I beheld, like a ghost, walking right up to my barber the superintendent of the railway station at Manassas—the identical gentleman to whom I had been sent by General Beauregard, and who would, of course, at once recognize me.
My barber held his razor in his hand while he stopped to tell this gentleman that "his turn would be after me."
It will not be possible for me to describe the sensations that I experienced the day when startled by the apparition, which appeared as though looking through a glass window in front of my chair. Standing apparently in front of me was the one person, of all others, that I most particularly desired to avoid meeting in such a place as the Capital of Rebeldom at this time. Of course he must have learned, from the officers at headquarters, of my attempted escape to Washington, via Fairfax and Munson's Hill, and the subsequent chase through the woods the following night, in common with all the rest of the officials with whom I had been in contact about the telegraph offices at Manassas. He would, upon learning of this attempt to get away, recall all that I had been doing about the telegraph office during those few days; and, if careful examination were made into my past history, I knew that they must discover my true character.
While talking to my barber about his turn, this gentleman stood right behind my chair, so close to me that his arm almost touched my bare head, that was lying back on the cushions. He looked in the glass while talking, stroking his face which certainly needed the attention of a barber, as he had just come from the front. My face was entirely covered with the soapy lather.
The barber stood with his razor suspended over my head as he talked to the "customer." I am sure my face must have first turned as white as the lather. When I spied this gentleman, if I had not been already lying down, I am afraid that I should have suddenly collapsed, or have attempted to run off. As it was, being so muffled up in towels, and so completely disguised or masked by lather, and fastened, as it were in the stocks, by mere fright, I was prevented from making an exhibition of myself, and lay there for the time being as distressed as a wounded soldier on an amputating bench under the hands of surgeons, and as helpless as if under the influence of ether.
He was so much interested at the appearance of his own face, as he saw it in the glass over my head, that he did not closely scrutinize me; in fact, he could have only recognized me at that time, perhaps, by my eyes and upper portion of the face. And while he stood there I half closed my eyes, and purposely corrugated my brow. It was, of course, something of a relief to my suppressed emotions when, after an admiring stare at himself, he was sufficiently satisfied to go off and sit down among the other persons who were waiting their turn. I breathed a little freer, and gave such a great sigh of relief that the barber who was shaving me looked down at me with something of an expression of wonder in his black face. I quietly recovered myself, however, and began instinctively to plan to get out of that shop as quietly and as quickly as possible.

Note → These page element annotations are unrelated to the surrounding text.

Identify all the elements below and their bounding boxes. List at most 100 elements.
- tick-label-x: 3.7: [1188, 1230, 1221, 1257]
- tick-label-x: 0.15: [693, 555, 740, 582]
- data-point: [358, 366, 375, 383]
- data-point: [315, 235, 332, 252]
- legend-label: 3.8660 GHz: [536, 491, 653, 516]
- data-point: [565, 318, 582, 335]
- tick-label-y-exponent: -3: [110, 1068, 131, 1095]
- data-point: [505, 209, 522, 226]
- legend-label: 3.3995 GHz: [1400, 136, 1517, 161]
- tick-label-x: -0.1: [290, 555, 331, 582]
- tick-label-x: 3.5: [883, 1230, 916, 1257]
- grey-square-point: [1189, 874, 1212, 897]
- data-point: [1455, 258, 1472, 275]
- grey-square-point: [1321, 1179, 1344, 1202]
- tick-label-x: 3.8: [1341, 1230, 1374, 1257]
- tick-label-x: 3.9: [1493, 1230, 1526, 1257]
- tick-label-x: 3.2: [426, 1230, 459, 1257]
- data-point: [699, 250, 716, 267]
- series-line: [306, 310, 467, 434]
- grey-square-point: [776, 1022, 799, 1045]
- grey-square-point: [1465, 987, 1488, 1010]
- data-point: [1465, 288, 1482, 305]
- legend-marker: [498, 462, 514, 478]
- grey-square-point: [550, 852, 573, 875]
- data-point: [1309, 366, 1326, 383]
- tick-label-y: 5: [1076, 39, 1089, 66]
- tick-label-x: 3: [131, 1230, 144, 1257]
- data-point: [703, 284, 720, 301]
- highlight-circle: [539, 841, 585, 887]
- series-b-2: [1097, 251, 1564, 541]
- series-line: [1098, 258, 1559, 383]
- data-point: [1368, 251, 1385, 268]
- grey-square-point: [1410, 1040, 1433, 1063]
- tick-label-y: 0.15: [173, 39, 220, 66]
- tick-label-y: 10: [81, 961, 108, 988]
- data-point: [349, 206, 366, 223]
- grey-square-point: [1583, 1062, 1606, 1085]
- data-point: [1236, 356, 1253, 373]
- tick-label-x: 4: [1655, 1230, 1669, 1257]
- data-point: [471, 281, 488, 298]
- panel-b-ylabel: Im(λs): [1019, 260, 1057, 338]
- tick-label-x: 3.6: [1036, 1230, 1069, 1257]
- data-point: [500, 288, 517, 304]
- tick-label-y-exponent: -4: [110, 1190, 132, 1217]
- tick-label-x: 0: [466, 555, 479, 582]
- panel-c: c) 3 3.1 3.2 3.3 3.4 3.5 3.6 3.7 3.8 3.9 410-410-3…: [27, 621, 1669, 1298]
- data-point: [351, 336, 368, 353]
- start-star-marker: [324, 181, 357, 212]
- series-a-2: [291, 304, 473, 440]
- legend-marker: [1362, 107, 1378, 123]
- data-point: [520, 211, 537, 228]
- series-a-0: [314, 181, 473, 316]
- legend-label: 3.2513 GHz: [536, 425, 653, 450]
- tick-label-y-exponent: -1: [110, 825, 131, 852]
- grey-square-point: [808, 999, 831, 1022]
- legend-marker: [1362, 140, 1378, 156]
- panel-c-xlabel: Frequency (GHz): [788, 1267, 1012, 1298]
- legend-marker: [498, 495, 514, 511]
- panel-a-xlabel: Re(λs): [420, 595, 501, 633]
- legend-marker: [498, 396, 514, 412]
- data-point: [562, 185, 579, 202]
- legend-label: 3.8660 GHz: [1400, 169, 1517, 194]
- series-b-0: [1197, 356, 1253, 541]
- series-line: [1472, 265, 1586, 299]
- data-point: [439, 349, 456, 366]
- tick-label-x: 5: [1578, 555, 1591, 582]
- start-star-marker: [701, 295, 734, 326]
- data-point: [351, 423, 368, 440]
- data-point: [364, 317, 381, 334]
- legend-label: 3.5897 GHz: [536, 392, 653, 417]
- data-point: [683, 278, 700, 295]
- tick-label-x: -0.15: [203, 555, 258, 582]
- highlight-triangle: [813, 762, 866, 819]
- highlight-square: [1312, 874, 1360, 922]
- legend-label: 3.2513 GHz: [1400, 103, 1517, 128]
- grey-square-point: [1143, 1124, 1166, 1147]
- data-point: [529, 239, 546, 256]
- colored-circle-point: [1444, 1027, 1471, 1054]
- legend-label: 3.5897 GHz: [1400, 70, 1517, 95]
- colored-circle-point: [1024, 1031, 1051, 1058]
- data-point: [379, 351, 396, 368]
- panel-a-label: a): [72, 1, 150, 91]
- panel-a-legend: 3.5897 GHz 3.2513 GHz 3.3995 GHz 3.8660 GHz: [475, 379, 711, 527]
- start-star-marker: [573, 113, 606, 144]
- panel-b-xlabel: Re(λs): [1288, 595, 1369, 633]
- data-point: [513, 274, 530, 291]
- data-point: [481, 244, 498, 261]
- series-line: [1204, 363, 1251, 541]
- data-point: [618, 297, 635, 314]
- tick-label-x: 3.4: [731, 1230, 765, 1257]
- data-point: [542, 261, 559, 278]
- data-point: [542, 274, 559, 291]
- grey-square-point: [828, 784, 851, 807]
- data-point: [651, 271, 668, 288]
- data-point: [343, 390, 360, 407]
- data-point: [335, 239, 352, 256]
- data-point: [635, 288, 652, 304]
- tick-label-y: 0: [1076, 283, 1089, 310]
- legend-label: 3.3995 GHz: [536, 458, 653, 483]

It would not do to get out of the chair, which had concealed me so well, until this dangerous apparition itself should be shrouded in a napkin and laid out on the chair, so that he could not have a free view when I should be ready to get out. He must not follow me in the chair I was occupying, as that would probably put us face to face, as when I should rise to give place to him. To prevent this, in an undertone I told the barber that I had been suffering with a toothache, and if he would give me a careful and slow shave and wash, that I would allow him double pay for the greater time he would have to put on me. This was a successful and cheap way of getting out of so great a pickle. I had the satisfaction of seeing Mr. Superintendent invited into a chair a little way over from where I was located, and he had no sooner got safely tucked in than, I fear, I rather abruptly told my man: "That will do; I will go now." The suddenness and celerity with which I crawled out of the chair and hauled on my coat and sneaked out of the door must have surprised that barber, and, if he had seen me get along the street and around the corner into the hotel office, he would have been puzzled still more. A glance at the hotel register showed not only the name of the superintendent at Manassas, but also that of another well-known railroad man, who had been about the station at Manassas nearly all the time I was up there. Without asking any questions, I stalked straight to my room, with a determination to gather up any valuables that had accumulated during this sick time, and to at once put as much distance as possible between myself and the ghosts that I had just encountered. I did not have the remotest idea, at that time, as to where I should go. My only desire was to get away from Richmond and out of Virginia as quickly as I possibly could.
I was homesick. There is nothing that will make a man or a boy so awfully homesick, when away from home and realizing that you cannot get there, as to meet with some such "unpleasantness" as this. It is a much more satisfactory thing, as I know from subsequent experience, to meet your enemy on a skirmish line, knowing the gun in his hand is cocked and loaded, than it is to run across him while unarmed on his own dunghill. I did not like the idea of being "caught" as a spy. I always had more dread of the attendant humiliation connected with the probable surroundings of a prisoner, who was a recognized Spy, than of the final danger.
When I reached my room, I found my two clever Maryland refugees there. Probably my manner and appearance still showed some signs of my agitation, as they both immediately became interested in me. The Colonel, who was the jolly fellow of this trio, said, laughingly:
"Hello, boy, what have you been up to?"